“You have the watches,” goes a famous quote with different variations throughout history but most recently attributed to a captured Taliban commander, “but we have the time.”
That quote is a perfect summation of the asynchronous nature of guerilla warfare, but lately, it’s also seemed to me to be just as relevant to the modern digital threat landscape and the barrage of attacks on pretty much anything and everything connected to the internet, from hardware to software to smartphones and so much more. The good guys on the other side of the table from what are often state-sponsored, well-resourced hackers are playing an incomprehensibly lopsided game of whack-a-mole, which is both an apt metaphor for the nature of the threat and still somehow manages to come nowhere close to encapsulating the stakes involved. Reminders, meanwhile, come in the form of things like new research (from the security firm Forescout) showing that tens of millions of Internet of Things and smart devices and machines have critical security flaws making them vulnerable to mischief from hackers.

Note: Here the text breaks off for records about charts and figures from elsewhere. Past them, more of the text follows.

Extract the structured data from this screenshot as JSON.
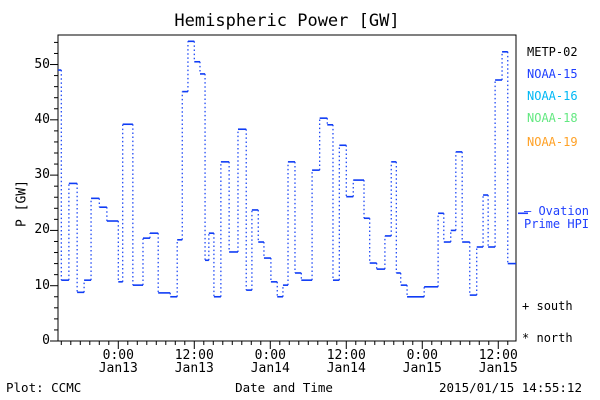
{
  "title": "Hemispheric Power [GW]",
  "footer": {
    "left": "Plot: CCMC",
    "center": "Date and Time",
    "right": "2015/01/15 14:55:12"
  },
  "legend": {
    "satellites": [
      {
        "label": "METP-02",
        "color": "#000000"
      },
      {
        "label": "NOAA-15",
        "color": "#1f3fff"
      },
      {
        "label": "NOAA-16",
        "color": "#00b8f5"
      },
      {
        "label": "NOAA-18",
        "color": "#63e881"
      },
      {
        "label": "NOAA-19",
        "color": "#ffa126"
      }
    ],
    "ovation": {
      "line1": "— Ovation",
      "line2": "Prime HPI",
      "color": "#1f3fff"
    },
    "markers": [
      {
        "symbol": "+",
        "label": "south"
      },
      {
        "symbol": "*",
        "label": "north"
      }
    ]
  },
  "colors": {
    "axis": "#000000",
    "curve": "#0f3cf5",
    "background": "#ffffff"
  },
  "chart_data": {
    "type": "line",
    "subtype": "step-stairs, solid horizontal segments joined by dotted vertical connectors",
    "series_name": "Ovation Prime HPI",
    "title": "Hemispheric Power [GW]",
    "xlabel": "Date and Time",
    "ylabel": "P [GW]",
    "x_unit": "hours since 2015-01-12 00:00 UT",
    "xlim": [
      14.48,
      86.8
    ],
    "ylim": [
      0,
      55.34
    ],
    "y_major_ticks": [
      0,
      10,
      20,
      30,
      40,
      50
    ],
    "y_minor_step": 2,
    "x_minor_step": 1.5,
    "x_major_ticks": [
      {
        "t": 24,
        "time": "0:00",
        "date": "Jan13"
      },
      {
        "t": 36,
        "time": "12:00",
        "date": "Jan13"
      },
      {
        "t": 48,
        "time": "0:00",
        "date": "Jan14"
      },
      {
        "t": 60,
        "time": "12:00",
        "date": "Jan14"
      },
      {
        "t": 72,
        "time": "0:00",
        "date": "Jan15"
      },
      {
        "t": 84,
        "time": "12:00",
        "date": "Jan15"
      }
    ],
    "ovation_marker_gw": 23.1,
    "grid": false,
    "legend_position": "right",
    "samples": [
      [
        14.3,
        49.0
      ],
      [
        15.0,
        11.0
      ],
      [
        16.2,
        28.5
      ],
      [
        17.5,
        8.8
      ],
      [
        18.6,
        11.0
      ],
      [
        19.7,
        25.8
      ],
      [
        21.0,
        24.2
      ],
      [
        22.2,
        21.7
      ],
      [
        24.0,
        10.7
      ],
      [
        24.7,
        39.2
      ],
      [
        26.3,
        10.1
      ],
      [
        27.9,
        18.6
      ],
      [
        29.0,
        19.5
      ],
      [
        30.3,
        8.7
      ],
      [
        32.2,
        8.0
      ],
      [
        33.3,
        18.3
      ],
      [
        34.1,
        45.1
      ],
      [
        35.0,
        54.2
      ],
      [
        36.0,
        50.5
      ],
      [
        36.9,
        48.3
      ],
      [
        37.7,
        14.6
      ],
      [
        38.3,
        19.5
      ],
      [
        39.1,
        8.0
      ],
      [
        40.2,
        32.4
      ],
      [
        41.5,
        16.1
      ],
      [
        42.9,
        38.3
      ],
      [
        44.2,
        9.2
      ],
      [
        45.1,
        23.7
      ],
      [
        46.1,
        17.9
      ],
      [
        47.0,
        15.0
      ],
      [
        48.1,
        10.7
      ],
      [
        49.1,
        8.0
      ],
      [
        50.0,
        10.1
      ],
      [
        50.8,
        32.4
      ],
      [
        51.9,
        12.3
      ],
      [
        52.9,
        11.0
      ],
      [
        54.6,
        30.9
      ],
      [
        55.8,
        40.3
      ],
      [
        57.0,
        39.1
      ],
      [
        57.9,
        11.0
      ],
      [
        58.9,
        35.4
      ],
      [
        60.0,
        26.1
      ],
      [
        61.1,
        29.1
      ],
      [
        62.8,
        22.2
      ],
      [
        63.7,
        14.1
      ],
      [
        64.8,
        13.0
      ],
      [
        66.1,
        19.0
      ],
      [
        67.1,
        32.4
      ],
      [
        67.9,
        12.3
      ],
      [
        68.6,
        10.1
      ],
      [
        69.6,
        8.0
      ],
      [
        72.3,
        9.8
      ],
      [
        74.5,
        23.1
      ],
      [
        75.4,
        17.9
      ],
      [
        76.5,
        20.0
      ],
      [
        77.3,
        34.2
      ],
      [
        78.3,
        17.9
      ],
      [
        79.5,
        8.3
      ],
      [
        80.6,
        17.0
      ],
      [
        81.6,
        26.4
      ],
      [
        82.4,
        17.0
      ],
      [
        83.5,
        47.2
      ],
      [
        84.6,
        52.3
      ],
      [
        85.5,
        14.0
      ]
    ]
  }
}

“Today, Forescout Research Labs, partnering with JSOF Research, disclose NAME:WRECK, a set of nine vulnerabilities affecting four popular TCP/IP stacks (FreeBSD, Nucleus NET, IPnet and NetX),” explains a Forescout report, about the newly discovered vulnerabilities. “These vulnerabilities relate to Domain Name System (DNS) implementations, causing either Denial of Service (DoS) or Remote Code Execution (RCE), allowing attackers to take target devices offline or to take control over them.”
Details of these vulnerabilities will be presented during the first week in May at the information security conference Black Hat Asia 2021. According to Forescout’s researchers, health care and government organizations are among the most vulnerable to all three TCP/IP stacks. Ominously, Forescout’s rough estimate shows that as many as 100 million devices or more could be affected by NAME:WRECK.
Complete protection against these vulnerable versions of the TCP/IP stacks requires patching the devices, which this report recognizes is not always possible and sometimes difficult. That’s because of the required effort potentially changing “drastically,” depending on whether the device in question is a standard IT server or an Internet of Things device.
Stepping back to look at the bigger picture here, meanwhile, a recent piece by Ian Ferguson, penned for Security Boulevard, does a good job of explaining what needs to change in the realm of internet security as it relates to IoT devices. He cites a quote from Microsoft during an Azure Sphere initiative from a few years ago — Lock all the doors, not just the front one.
“When we leave our homes, we lock the front door,” Ferguson writes. “In the world of IoT, we need to lock every door — inside the house as well as those that connect outside. From a network perspective, if there’s a breach, the entrant only gains access to a subset of the valuable assets.”
There have to be partitions, in other words, between software and hardware such that, if an operating system is taken over, core system functions can continue. Security and system access processes, in other words, need to be “decoupled” from the operating systems, he writes. Meanwhile, don’t expect this problem to go away anytime soon — our fetish for adding internet connections to just about everything these days means the attack surface hackers enjoy keeps getting exponentially, and terrifyingly, bigger.